We observed the location of EP250702a / GRB 250702B,D,E (Cheng et al., GCNs 40906, 40917; Fermi GBM Team, GCNs 40883, 40886, 40890; DeLaunay et al., GCN 40903; Frederiks et al., GCN 40914) with the Hubble Space Telescope on 15 July 2025. A total of 2196 s of observations were obtained using WFC3 and the F160W (broad-band H) filter. 


At the location of the infrared counterpart (Martin-Carrillo et al., GCN 40924; Levan et al., GCN 40961) we clearly resolve a galaxy, whose nucleus is offset 0.7” from the transient location. The galaxy has an edge-on morphology, and either a disturbed disc or prominent dust lane. The transient lies on the stellar field of this galaxy, and the low probability of chance alignment (0.05%: Levan et al., GCN 40961) strongly implies that EP250702a / GRB 250702BDE is indeed an extragalactic transient. A weak excess of emission over the smooth disc is present at the transient location, but it appears likely the flux is now dominated by galaxy light. 

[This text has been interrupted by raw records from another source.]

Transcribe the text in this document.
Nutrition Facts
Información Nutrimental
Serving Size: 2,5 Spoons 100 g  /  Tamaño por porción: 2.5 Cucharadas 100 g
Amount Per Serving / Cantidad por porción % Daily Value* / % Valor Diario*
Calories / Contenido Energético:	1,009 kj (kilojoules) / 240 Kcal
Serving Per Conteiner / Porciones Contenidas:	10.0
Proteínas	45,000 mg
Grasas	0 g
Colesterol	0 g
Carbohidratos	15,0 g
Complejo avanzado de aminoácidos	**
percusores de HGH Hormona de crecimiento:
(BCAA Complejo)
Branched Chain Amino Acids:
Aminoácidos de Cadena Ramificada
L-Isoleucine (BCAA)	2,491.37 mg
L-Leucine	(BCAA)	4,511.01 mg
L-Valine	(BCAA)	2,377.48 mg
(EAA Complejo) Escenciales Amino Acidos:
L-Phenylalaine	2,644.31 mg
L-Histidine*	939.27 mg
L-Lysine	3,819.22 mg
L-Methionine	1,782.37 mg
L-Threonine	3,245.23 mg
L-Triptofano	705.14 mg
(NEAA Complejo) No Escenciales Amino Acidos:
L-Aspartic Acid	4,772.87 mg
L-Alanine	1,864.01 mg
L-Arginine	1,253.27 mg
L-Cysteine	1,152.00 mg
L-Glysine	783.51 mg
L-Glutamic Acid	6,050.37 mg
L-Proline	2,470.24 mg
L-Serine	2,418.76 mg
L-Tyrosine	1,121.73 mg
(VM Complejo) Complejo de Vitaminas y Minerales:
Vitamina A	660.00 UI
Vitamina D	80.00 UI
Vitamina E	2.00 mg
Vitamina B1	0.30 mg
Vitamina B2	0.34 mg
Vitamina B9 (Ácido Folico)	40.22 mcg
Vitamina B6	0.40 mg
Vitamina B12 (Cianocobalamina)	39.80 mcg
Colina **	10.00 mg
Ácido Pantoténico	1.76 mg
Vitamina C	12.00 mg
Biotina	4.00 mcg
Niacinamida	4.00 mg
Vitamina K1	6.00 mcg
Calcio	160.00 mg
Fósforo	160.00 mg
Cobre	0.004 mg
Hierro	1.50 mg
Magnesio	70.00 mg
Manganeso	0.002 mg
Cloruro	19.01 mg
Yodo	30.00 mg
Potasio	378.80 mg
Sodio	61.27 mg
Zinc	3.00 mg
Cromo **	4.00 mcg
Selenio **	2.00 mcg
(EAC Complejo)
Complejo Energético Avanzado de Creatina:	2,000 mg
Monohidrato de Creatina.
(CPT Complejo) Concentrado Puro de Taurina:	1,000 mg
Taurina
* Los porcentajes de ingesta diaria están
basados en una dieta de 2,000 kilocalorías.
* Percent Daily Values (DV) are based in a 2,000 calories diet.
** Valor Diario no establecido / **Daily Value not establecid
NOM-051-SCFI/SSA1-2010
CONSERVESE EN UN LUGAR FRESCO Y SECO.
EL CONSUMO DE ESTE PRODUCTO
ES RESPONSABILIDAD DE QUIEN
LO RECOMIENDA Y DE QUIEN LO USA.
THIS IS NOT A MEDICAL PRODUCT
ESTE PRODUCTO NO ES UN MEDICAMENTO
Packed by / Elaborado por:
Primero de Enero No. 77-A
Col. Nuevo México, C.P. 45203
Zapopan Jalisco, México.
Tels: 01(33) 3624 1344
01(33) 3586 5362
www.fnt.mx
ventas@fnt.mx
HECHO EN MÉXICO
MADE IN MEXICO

If extragalactic in origin the very long duration of the outburst is extremely unusual. Only relativistic TDEs have been seen to have such long-lived emission in gamma-rays. However, the non-nuclear nature of the transient is not in keeping with the expected location of a supermassive black hole, although is consistent with the expectations for white-dwarf - intermediate mass black hole disruptions.

We thank Bill Januszewski, Joel Green, Claus Leitherer and Jennifer Lotz for their rapid work in approving and scheduling these observations.